To recap, CapLand had in May 2009 completed the purchase of Gillman Heights after more than a year of legal proceedings against a group of minority owners appealing against the en-bloc sale. En-bloc purchase was done through Ankerite Pte Ltd, a consortium comprising CapLand, HPL Orchard Place Pte Ltd and two private funds. CapLand has since increased its stake in the consortium from 50% to 60% - taking over 10% stakes owned by a private fund.
The new condominuim project is called The Interlace. It sits on a eight-hectare site, located at the junction of Alexandra Road and Depot Road, next to Ayer Rajah Expressway and also in close proximity to West Coast Highway. There will be a total of 1,040 units. Sizes range from 807 sq ft to 6,308 sq ft in the form of two-, three-, four-bedroom apartments, penthouses and duplex garden units. CapLand intends to launch The Interlace next month.
Renowned architect firm Office for Metropolitan Architecture (OMA) designed The Interlace. Thirtyone apartment blocks, each six stories tall, are stacked in a hexagonal arrangement to form eight large-scale open and permeable courtyards. The interlocking volumes form the topography of a “vertical village” with cascading sky gardens and private and public roof terraces vertically extending the landscape of the courtyards. Project is expected to be completed in 2014F.
CapLand has also secured S$660mil project financing for The Interlace with seven participating banks. The loan syndication was particularly well-received, attracting over S$1bil in funds. CapLand’s management has conveyed that an all-in interest margin of 3.48% would be payable, or 2.8% margin above the three-month Singapore Interbank Offer Rate.
CapLand’s management has also guided for land cost of S$363 psf per plot ratio (ppr) and construction cost in the region of S$250 - S$270 psf. Indicative construction cost is above our initial estimates of S$160 psf, probably due to the complex “‘stacked lego blocks” design. As such we have revised breakeven cost upwards to S$754 psf. Wo Hup Holdings Pte Ltd, one of the project consultants, is believed to be the contractor for the job.
Pricing will be “affordable” according to CapLand’s management. However, we do not think “affordable will equate “cheap”. Considering the design efforts and construction overlay, the project is likely to command an average selling price (ASP) of S$1,200 psf, in our opinion. We think the project will be well-received with no nearby comparable projects.

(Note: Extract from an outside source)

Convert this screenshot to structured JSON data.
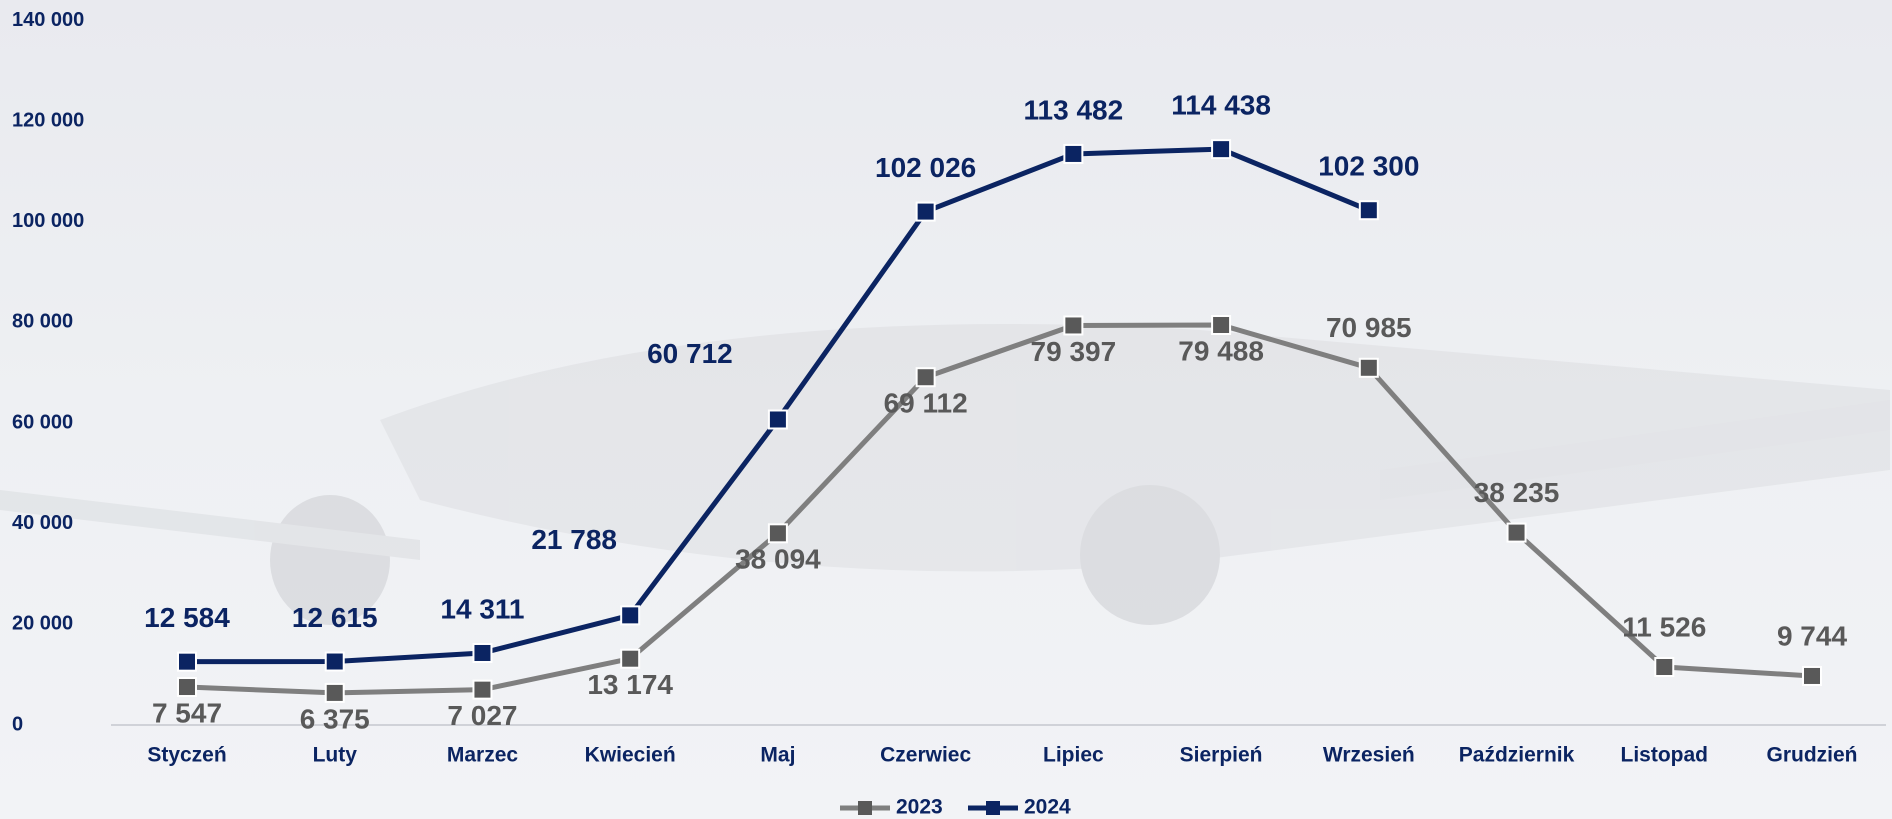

Using latest resale prices at One-North Residences and The Rochester (both apartment blocks but One-North has a “loft” living concept) as a guide, their ASP of S$1,074 psf and S$900 psf respectively are around 11% - 25% below our expected ASP for The Interlace. n We have an RNAV estimate of S$4.72/share. Adopting a 20% discount to our RNAV estimate, our fair value stands at S$3.78/share and we maintain our HOLD rating.